Chapter 7: Technical Documentation
7.1 Overview
The Technical Documentation pursuant to Annex VII CRA constitutes the central evidence documentation for the conformity of a product with digital elements. It must be prepared prior to placing on the market and retained for at least 10 years.
LEGAL BASIS
Art. 31 CRA: "The technical documentation shall be drawn up before the product with digital elements is placed on the market and shall be updated continuously during the expected product lifetime or during a period of five years after the placing on the market, whichever is shorter."
Annex VII CRA defines the minimum content of the Technical Documentation.
Chapter Structure
| Section | Topic | Annex VII Reference |
|---|---|---|
| 7.1 | Product Description (Template) | No. 1: General description |
| 7.2 | Security Architecture | No. 3: Architecture and design |
| 7.3 | Update Mechanism | No. 4: Update provision |
| 7.4 | Support & Lifecycle Policy | Art. 13(8), Annex II No. 5 |
| 7.5 | Security Requirements (Annex I) | Annex I Part I: 13 essential requirements |
| 7.6 | Annex VII – Guide | Annex VII: Complete documentation guide |
Additional Mandatory Content (in Cross-Cutting Chapters)
| Annex VII Requirement | Documentation Location | Chapter |
|---|---|---|
| SBOM (machine-readable) | SBOM & Signing | Ch. 2 |
| Cybersecurity risk assessment | Risk Assessment | Ch. 3 |
| Vulnerability handling | Vulnerability Management | Ch. 3 |
| Coordinated disclosure | Disclosure Policy | Ch. 5 |
| Conformity assessment results | Conformity Assessment | Ch. 8 |
| EU Declaration of Conformity | EU DoC | Ch. 8 |
| User information (Annex II) | User Information | Annex |
Retention Obligation
Art. 10(13) CRA: The Technical Documentation shall be retained for 10 years after the product is placed on the market or for the duration of the Support Period — whichever period is longer.

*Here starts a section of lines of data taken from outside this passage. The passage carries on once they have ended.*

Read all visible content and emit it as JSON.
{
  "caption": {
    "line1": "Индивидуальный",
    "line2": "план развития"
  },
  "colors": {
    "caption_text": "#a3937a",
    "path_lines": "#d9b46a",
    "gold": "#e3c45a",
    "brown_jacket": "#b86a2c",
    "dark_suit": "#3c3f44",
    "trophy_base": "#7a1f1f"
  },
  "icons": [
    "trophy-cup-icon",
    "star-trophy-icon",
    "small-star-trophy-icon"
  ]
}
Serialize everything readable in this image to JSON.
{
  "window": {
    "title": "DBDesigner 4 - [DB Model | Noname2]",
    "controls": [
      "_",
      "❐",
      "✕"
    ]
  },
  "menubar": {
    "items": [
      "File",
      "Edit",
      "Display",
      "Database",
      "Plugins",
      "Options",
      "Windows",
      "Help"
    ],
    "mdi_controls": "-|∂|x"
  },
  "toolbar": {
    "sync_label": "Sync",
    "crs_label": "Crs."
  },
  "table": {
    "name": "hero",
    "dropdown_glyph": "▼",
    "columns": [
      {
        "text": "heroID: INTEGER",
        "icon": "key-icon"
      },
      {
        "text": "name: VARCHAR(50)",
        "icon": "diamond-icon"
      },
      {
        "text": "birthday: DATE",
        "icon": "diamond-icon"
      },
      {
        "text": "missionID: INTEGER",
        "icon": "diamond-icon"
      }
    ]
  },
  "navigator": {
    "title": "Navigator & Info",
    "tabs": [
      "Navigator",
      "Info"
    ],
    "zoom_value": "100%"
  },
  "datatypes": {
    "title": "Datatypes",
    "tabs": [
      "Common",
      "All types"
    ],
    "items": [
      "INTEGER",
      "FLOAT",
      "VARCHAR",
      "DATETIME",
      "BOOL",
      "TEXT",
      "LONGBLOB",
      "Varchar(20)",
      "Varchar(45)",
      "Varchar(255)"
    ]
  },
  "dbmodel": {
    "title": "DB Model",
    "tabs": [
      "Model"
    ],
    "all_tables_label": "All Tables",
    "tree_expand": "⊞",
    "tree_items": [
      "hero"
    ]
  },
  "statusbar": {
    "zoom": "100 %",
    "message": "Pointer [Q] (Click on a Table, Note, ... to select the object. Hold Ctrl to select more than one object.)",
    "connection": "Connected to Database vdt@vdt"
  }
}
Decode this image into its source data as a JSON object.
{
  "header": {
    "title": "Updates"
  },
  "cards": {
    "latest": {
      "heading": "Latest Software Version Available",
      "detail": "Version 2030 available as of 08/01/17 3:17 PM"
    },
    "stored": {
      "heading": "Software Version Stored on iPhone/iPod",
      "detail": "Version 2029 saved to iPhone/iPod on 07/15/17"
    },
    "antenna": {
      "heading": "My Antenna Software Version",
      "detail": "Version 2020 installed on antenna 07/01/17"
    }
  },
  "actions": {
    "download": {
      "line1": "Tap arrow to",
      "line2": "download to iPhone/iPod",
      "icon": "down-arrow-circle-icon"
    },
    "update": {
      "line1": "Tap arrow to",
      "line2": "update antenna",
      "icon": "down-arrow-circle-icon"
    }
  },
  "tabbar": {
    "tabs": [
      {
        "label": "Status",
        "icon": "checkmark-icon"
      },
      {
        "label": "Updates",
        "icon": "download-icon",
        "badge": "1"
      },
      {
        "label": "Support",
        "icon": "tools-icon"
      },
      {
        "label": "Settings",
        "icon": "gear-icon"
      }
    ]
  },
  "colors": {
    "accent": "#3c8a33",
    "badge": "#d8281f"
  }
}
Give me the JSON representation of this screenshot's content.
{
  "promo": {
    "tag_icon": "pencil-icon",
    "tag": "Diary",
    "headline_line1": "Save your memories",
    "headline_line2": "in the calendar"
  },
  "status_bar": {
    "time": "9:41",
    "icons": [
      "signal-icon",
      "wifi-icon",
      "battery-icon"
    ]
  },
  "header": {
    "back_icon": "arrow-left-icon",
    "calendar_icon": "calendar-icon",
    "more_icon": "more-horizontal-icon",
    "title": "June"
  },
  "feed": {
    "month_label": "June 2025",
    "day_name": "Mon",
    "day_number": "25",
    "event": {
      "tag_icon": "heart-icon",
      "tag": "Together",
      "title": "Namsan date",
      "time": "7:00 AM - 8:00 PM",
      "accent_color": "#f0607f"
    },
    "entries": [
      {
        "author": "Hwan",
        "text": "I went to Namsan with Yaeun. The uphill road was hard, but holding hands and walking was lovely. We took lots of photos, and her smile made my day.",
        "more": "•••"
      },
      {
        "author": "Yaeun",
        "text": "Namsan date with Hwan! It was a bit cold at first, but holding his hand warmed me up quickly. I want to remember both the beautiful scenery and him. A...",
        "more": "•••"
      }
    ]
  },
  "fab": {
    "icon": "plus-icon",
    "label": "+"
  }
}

| Documentation Type | Storage Location | Retention Period |
|---|---|---|
| Technical Documentation | This repository (Git) | 10 years |
| SBOM per version | Release assets + sbom/ | 10 years |
| Declaration of Conformity | This repository | 10 years |
| Risk assessments | This repository | 10 years |
| Test results | GitHub Actions Artifacts / Archive | 10 years |
Product-Specific Documentation
ACTION REQUIRED
For each CRA-relevant product, an individual Technical Documentation must be prepared. The templates provided in this chapter (in particular 7.1 Product Description) serve as a template.
Product-specific documentation is maintained in separate directories under docs/products/<productname>/.